There are a lot of abbreviated Mikes (serious sports types or bespectacled A students with great posture). And then there are the less common, though often more popular, Mikeys (pudgy and jovial with welcoming cheeks or red headed class clowns with scabbed knees that you can respect). But even rarer still are the male Mickeys. Foreign to most they were, the way they could carry on in the footsteps of two legends, one a heavy drinker with a free swinging wooden club, the other a squeaky cheese addict germaphobe propping up an empire. Even the poor souls named after tin cans of fermented chemical dregs have a way about themselves that exudes self-reliance in the face of a belt or a switch.
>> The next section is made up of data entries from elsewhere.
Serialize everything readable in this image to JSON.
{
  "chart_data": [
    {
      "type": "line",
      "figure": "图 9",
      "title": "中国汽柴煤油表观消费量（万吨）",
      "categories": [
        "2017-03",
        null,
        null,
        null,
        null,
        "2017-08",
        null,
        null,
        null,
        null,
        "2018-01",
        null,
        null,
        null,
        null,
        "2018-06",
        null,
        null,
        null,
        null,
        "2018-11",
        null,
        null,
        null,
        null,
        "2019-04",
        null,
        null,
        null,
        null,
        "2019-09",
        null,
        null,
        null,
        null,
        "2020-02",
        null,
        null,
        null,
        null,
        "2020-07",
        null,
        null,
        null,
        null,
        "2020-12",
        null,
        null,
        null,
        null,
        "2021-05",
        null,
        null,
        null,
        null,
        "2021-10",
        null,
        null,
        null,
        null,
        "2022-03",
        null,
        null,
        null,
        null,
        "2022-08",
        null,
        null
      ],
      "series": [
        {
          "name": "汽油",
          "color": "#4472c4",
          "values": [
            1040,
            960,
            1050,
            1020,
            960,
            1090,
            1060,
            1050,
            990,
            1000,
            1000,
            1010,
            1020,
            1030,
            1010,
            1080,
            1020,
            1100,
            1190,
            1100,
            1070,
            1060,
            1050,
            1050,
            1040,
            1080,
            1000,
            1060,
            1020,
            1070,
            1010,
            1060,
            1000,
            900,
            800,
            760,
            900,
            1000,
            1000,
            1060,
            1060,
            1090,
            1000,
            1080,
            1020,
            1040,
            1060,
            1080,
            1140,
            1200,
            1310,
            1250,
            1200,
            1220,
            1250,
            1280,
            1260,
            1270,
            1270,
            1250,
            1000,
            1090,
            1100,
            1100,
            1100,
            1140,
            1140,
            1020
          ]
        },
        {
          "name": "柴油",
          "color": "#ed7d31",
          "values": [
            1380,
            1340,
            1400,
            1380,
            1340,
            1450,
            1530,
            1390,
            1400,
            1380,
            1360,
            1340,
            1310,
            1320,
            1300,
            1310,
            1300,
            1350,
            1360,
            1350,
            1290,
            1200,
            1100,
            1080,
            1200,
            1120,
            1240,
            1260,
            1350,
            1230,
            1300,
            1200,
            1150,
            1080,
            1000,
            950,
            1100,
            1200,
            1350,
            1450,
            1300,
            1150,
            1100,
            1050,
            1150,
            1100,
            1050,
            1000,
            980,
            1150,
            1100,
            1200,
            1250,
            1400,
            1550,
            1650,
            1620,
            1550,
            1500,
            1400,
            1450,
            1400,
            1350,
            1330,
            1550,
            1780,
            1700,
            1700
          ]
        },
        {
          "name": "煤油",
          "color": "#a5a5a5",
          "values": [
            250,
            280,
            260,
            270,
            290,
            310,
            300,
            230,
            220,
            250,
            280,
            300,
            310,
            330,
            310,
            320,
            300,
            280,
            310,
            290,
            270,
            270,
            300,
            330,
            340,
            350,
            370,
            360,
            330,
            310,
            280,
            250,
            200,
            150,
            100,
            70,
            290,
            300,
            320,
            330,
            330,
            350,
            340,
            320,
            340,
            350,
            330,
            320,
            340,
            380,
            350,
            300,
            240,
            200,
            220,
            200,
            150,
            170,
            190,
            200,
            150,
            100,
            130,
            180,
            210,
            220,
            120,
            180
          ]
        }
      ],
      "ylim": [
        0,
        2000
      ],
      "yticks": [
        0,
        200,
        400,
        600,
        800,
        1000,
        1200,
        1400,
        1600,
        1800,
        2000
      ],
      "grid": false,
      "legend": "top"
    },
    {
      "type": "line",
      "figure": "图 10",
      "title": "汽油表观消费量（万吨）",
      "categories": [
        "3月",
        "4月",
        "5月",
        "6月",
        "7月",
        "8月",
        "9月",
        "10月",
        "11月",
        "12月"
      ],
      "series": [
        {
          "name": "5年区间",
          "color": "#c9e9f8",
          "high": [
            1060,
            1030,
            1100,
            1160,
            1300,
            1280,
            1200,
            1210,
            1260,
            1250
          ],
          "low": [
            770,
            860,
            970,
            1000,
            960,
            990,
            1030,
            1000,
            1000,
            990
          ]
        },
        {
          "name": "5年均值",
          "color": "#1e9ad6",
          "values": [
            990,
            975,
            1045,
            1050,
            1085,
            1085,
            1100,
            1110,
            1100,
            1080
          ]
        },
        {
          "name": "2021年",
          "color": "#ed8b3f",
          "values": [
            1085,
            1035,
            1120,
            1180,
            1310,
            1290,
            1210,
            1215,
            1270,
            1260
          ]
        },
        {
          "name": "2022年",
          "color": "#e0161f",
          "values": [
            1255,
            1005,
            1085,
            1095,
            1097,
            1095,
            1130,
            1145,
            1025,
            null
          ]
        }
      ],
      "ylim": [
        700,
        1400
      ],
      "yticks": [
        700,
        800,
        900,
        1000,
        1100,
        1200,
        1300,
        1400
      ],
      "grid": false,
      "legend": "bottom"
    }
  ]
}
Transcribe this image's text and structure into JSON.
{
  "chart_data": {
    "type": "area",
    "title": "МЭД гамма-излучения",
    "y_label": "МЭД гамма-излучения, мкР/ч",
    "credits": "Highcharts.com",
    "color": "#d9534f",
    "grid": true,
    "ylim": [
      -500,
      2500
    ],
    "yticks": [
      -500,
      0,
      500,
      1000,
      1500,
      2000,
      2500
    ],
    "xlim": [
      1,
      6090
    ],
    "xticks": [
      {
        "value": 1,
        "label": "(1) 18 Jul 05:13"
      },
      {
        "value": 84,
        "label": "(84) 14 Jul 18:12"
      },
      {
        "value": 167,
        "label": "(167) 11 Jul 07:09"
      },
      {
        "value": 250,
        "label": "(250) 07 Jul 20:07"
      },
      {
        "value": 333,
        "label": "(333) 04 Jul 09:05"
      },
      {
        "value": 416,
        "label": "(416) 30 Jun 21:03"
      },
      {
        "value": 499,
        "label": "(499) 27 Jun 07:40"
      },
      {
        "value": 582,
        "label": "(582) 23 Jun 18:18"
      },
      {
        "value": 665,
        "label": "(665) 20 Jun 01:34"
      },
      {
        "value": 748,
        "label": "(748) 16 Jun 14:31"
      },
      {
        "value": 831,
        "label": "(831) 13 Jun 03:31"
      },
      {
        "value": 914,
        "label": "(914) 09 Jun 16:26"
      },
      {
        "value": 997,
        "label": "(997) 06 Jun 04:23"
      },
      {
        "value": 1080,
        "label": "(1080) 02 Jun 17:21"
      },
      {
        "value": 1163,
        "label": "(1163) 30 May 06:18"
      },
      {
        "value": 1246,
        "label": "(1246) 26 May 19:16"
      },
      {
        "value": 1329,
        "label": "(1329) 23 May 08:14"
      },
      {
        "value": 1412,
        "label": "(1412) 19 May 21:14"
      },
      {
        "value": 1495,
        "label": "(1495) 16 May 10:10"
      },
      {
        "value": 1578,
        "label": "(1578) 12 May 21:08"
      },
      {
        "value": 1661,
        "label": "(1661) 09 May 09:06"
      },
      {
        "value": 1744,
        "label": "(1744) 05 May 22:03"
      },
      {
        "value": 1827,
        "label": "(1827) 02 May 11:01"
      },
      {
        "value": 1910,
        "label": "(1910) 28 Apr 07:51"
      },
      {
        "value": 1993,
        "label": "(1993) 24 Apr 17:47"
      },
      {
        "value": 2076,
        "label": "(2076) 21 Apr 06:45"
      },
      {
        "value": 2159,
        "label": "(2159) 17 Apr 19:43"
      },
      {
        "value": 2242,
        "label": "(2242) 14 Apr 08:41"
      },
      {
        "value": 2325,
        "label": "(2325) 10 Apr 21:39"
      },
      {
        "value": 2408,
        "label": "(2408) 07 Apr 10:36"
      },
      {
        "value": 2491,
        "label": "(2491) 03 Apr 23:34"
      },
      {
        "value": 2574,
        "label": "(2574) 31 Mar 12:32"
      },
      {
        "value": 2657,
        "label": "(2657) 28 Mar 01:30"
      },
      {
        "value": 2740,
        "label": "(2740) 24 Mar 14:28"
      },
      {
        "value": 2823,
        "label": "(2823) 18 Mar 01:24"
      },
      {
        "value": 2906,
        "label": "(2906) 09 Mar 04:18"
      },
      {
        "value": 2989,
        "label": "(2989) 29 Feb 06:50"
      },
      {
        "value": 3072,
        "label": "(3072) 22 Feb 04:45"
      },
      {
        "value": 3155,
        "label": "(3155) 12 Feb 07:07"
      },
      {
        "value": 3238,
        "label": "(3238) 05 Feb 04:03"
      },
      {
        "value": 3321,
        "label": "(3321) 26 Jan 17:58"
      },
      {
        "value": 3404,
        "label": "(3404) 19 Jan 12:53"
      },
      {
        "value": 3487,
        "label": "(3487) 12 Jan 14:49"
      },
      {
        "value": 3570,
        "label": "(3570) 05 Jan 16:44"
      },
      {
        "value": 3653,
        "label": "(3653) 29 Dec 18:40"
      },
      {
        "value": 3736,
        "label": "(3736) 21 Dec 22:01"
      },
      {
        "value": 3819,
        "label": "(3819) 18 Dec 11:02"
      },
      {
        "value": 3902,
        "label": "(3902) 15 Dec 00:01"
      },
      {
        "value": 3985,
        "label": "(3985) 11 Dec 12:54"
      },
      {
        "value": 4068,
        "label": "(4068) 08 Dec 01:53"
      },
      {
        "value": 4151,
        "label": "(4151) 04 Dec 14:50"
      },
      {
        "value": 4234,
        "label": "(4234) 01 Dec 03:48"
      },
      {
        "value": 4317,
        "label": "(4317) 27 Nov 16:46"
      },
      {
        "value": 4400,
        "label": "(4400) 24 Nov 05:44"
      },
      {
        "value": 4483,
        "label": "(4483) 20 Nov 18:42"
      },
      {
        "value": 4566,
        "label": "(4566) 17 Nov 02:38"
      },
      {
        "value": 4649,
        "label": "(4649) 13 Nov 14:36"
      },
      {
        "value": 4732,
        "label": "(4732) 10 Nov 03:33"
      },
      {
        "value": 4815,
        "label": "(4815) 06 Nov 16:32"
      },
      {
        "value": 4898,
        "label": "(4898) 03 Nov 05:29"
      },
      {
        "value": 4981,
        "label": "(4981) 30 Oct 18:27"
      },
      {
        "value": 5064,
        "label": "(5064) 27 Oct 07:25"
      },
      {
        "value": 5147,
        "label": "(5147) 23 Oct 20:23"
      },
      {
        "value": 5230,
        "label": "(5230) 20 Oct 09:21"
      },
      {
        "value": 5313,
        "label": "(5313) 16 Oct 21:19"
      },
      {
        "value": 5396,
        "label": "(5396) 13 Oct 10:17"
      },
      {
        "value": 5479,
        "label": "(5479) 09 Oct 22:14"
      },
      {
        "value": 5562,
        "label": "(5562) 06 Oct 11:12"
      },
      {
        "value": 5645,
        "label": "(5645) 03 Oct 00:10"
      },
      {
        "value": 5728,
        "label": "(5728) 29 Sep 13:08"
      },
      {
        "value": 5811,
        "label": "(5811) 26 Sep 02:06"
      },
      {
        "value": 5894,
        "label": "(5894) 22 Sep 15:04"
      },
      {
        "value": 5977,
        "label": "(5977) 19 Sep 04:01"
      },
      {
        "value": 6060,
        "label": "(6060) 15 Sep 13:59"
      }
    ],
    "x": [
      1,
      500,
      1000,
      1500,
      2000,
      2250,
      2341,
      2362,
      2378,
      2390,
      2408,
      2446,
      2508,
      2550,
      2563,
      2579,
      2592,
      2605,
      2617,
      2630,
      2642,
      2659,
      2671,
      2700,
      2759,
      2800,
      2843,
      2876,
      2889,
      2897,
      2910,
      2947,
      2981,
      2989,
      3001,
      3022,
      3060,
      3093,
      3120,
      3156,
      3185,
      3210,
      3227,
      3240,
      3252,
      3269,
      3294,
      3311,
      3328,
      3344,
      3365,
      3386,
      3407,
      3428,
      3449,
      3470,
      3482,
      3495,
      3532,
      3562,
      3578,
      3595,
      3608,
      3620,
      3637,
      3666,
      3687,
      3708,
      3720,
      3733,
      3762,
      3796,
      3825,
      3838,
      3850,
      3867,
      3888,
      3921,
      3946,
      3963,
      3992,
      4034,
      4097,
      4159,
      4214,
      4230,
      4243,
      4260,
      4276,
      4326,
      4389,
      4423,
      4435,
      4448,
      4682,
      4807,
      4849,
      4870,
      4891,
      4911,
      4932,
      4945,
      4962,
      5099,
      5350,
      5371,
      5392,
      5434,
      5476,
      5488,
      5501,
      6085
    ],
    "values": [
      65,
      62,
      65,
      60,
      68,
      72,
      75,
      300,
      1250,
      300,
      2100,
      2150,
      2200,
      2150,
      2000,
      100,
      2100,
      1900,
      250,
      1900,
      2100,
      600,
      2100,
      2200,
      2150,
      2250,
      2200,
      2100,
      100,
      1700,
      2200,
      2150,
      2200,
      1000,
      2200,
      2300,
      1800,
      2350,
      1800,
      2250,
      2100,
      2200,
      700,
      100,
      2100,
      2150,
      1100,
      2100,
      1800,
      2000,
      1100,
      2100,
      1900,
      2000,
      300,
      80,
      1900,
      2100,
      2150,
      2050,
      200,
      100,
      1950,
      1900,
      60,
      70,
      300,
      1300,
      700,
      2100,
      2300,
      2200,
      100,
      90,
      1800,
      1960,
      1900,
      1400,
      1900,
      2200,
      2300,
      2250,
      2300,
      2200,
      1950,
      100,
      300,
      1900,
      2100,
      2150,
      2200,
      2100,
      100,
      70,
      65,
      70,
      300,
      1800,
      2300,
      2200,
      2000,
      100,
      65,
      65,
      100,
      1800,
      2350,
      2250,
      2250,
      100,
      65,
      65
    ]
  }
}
But Michaels? They don't exist in the halls of elementary. You'll find them in bar exams, on trustee boards, or among "the faculty". Michaels are where the Mikes, Mikeys and Mickeys go to die, to develop dignified guts, wealthy double chins, and respectfully ginny checks.
So why this child Michael, you may be asking? Because the innocence within him is long gone, like a chaise lounge in a hurricane. Teachers sense the pit of rotten guts solidified into a chrysalis reptilian shell, black like silverfish, pumping every couple of seconds as a normal heart might do, spitting up cauldronic bubbly waste that oozes into his veins and up to his brain, driving it like a banshee conductor on a runaway track, and they disengage fearfully.
"I'll reduce this motherfucker down to black," he reiterates with satisfactory malaise.